Figure 6. Activated EGFR Is Associated with DID-HCV at the Tight Junction prior to Internalization.

(A–E) Huh-7.5 organoids were infected with DiD-HCV for 1 hr at 4C, shifted to 37°C for the indicated times, fixed, and probed for either total EGFR or phosphoEGFR 1045. (A, B, and D) Arrows indicate area enlarged in insets; dashed arrows indicate DiD colocalization while solid arrows denote DiD-HCV particles lacking colocalization. (A) DiD-HCV colocalization over a time course of infection. (B) DiD-HCV colocalization with phospho-EGFR at 120 min post shift.

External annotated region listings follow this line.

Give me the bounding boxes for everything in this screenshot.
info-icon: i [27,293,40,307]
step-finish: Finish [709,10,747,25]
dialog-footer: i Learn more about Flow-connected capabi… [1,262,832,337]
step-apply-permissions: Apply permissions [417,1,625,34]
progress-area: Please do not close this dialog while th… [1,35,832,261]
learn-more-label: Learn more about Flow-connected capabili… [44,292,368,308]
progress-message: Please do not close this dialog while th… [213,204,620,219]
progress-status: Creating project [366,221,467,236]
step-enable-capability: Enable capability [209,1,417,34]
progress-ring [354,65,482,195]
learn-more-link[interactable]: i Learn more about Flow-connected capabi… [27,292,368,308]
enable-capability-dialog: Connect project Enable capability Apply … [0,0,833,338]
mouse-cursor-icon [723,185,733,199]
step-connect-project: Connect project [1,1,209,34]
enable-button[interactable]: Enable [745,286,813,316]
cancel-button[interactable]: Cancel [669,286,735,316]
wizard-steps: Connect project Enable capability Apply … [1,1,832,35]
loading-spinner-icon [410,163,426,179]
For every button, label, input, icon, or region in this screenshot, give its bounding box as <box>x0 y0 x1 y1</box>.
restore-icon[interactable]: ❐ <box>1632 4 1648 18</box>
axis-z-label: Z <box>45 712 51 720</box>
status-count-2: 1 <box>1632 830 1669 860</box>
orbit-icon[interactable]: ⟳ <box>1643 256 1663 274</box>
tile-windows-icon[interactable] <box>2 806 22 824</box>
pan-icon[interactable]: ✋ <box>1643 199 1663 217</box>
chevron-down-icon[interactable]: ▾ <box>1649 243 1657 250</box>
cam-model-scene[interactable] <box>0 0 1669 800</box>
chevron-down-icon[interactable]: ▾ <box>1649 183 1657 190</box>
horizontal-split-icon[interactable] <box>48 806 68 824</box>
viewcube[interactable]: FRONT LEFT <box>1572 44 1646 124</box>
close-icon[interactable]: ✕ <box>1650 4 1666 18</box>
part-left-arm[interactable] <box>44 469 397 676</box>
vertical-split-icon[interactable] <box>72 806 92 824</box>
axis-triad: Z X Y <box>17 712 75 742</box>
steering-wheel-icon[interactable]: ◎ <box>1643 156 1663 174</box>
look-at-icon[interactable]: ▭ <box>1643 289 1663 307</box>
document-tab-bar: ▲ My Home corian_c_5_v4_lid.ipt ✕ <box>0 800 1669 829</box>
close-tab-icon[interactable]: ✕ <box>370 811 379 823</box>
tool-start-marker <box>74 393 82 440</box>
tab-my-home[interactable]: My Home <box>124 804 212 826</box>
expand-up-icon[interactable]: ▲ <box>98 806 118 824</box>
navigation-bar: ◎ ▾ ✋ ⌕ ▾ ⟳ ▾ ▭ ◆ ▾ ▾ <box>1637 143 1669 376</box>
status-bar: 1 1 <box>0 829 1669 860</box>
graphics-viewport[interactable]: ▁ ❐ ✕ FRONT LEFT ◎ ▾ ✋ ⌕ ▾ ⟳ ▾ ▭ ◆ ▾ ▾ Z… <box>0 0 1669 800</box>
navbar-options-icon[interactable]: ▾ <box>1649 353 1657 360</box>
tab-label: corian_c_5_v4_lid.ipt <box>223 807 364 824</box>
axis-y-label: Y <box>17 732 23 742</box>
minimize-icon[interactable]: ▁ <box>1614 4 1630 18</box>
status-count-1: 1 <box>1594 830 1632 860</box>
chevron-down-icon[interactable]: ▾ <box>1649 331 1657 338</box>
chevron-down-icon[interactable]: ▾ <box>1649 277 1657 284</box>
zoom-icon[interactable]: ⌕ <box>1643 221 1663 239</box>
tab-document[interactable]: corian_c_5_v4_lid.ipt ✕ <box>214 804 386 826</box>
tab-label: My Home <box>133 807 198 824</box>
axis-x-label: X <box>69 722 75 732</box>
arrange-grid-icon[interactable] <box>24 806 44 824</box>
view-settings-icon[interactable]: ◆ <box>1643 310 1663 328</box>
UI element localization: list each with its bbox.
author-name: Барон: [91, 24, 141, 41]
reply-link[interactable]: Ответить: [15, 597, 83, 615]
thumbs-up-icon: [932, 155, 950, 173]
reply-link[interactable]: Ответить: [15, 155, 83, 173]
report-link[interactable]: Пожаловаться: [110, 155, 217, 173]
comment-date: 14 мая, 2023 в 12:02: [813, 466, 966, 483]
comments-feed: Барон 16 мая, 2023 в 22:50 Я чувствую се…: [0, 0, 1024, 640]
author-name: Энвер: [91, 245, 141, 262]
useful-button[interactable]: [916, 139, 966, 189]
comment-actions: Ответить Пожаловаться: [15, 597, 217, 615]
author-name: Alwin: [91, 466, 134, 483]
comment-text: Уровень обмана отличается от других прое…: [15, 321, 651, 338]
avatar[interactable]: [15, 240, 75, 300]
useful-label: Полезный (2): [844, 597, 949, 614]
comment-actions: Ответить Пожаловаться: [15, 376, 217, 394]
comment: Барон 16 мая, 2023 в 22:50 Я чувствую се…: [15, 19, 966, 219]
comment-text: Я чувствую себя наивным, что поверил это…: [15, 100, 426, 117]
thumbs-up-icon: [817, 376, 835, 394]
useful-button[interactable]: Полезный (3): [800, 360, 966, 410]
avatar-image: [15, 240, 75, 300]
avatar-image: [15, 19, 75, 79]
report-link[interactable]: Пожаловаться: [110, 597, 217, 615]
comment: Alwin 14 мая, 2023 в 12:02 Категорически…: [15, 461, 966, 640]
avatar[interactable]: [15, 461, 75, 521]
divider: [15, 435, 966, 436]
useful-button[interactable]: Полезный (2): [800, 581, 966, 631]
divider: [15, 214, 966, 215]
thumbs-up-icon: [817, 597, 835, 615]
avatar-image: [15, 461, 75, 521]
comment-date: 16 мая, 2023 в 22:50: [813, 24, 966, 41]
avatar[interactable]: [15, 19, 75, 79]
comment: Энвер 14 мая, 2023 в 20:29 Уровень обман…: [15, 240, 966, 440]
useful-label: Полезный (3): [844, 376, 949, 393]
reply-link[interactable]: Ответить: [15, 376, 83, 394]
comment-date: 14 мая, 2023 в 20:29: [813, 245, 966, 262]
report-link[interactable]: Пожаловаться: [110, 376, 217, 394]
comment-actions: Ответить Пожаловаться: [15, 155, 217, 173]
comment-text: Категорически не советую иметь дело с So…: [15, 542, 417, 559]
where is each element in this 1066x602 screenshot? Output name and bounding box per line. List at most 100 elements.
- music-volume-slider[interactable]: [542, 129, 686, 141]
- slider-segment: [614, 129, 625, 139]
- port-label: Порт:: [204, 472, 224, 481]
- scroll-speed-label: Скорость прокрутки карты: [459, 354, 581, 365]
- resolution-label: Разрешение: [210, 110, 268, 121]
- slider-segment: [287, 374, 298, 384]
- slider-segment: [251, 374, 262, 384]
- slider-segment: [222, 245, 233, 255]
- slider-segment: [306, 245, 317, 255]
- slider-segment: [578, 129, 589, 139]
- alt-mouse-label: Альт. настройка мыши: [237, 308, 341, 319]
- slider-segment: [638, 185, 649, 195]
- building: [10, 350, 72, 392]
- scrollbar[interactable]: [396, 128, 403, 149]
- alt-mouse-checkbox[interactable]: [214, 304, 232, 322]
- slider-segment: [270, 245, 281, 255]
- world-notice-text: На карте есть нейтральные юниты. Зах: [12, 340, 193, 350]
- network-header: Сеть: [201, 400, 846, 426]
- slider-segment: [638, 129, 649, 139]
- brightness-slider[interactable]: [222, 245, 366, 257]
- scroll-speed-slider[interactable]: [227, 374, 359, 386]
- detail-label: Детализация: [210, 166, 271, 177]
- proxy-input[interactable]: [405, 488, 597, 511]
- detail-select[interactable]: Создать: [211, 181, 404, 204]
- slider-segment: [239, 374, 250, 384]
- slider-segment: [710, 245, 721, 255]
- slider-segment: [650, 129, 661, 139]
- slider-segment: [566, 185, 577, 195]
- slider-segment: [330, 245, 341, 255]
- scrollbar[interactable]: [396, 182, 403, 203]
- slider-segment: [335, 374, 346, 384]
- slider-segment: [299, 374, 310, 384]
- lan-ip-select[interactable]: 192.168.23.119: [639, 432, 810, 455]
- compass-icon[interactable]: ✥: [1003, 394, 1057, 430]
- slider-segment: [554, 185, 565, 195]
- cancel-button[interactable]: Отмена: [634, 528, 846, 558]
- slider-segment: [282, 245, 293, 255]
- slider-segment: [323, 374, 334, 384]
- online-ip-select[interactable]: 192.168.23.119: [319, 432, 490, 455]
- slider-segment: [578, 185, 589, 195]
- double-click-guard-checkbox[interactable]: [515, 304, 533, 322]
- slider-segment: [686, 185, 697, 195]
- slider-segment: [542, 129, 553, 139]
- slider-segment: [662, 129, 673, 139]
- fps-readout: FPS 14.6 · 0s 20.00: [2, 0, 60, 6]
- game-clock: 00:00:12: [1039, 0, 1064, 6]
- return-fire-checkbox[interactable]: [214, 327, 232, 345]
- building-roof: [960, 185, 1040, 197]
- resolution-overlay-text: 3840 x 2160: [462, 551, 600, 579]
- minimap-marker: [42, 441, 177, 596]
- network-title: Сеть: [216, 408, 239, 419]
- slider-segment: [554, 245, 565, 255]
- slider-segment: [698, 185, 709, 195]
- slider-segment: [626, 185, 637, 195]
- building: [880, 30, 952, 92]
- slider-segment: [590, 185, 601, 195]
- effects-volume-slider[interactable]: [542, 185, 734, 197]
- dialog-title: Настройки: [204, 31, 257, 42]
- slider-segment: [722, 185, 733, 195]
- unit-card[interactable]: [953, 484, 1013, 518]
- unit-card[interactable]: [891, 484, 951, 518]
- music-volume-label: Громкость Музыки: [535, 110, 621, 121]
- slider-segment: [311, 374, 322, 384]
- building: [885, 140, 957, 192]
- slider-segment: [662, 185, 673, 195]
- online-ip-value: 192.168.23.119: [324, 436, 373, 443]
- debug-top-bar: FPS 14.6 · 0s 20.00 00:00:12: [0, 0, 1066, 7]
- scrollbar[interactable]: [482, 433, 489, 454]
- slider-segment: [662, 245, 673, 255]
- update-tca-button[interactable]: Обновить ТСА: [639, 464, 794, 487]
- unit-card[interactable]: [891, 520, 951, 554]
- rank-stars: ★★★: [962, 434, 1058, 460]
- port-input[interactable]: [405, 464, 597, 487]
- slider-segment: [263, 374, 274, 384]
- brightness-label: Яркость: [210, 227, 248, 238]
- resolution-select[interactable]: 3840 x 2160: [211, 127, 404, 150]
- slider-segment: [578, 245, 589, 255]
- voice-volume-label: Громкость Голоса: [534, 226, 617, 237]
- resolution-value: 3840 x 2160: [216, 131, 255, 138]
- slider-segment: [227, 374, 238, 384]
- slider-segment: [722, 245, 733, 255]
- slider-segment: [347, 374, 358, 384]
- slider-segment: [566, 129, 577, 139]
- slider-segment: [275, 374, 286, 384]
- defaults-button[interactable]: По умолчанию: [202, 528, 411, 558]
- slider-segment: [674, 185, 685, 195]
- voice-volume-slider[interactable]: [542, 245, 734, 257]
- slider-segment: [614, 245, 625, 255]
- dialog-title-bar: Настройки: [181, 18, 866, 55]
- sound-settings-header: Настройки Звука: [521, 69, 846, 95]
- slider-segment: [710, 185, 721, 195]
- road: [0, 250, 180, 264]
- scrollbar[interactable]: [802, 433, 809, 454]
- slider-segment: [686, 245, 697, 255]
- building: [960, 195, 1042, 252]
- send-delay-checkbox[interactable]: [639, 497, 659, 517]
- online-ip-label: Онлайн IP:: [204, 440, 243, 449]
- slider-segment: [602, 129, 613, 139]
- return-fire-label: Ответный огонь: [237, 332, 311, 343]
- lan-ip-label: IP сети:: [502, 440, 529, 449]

Lower inset is merged and enlarged in upper inset. (D) DiD-HCV colocalization at 0 min post shift, analyzed for localization of DiD-HCV particles. (C and E) Quantification of (A) and (C), respectively. (F) Huh-7.5 organoids were serum starved, infected with concentrated HCV for 1 hr at 4C, shifted to 37°C, processed with Matrigel cell recovery solution, and lysed at the indicated times. Lysate samples were immunoblotted for the specified proteins. (G) Wild-type, shEGFR, and shEGFR cells expressing wild-type or mutant EGFR were seeded into 6-well plates, lysed, and analyzed via immunoblot with indicated antibodies. (H) Wild-type, shEGFR, or complemented cells were seeded onto 96-well plates, infected with HCV for 48 hr, and then analyzed for relative HCV RNA levels. n = total DiD signal, mean ± SD. *p < 0.05, **p < 0.01, ***p < 0.001.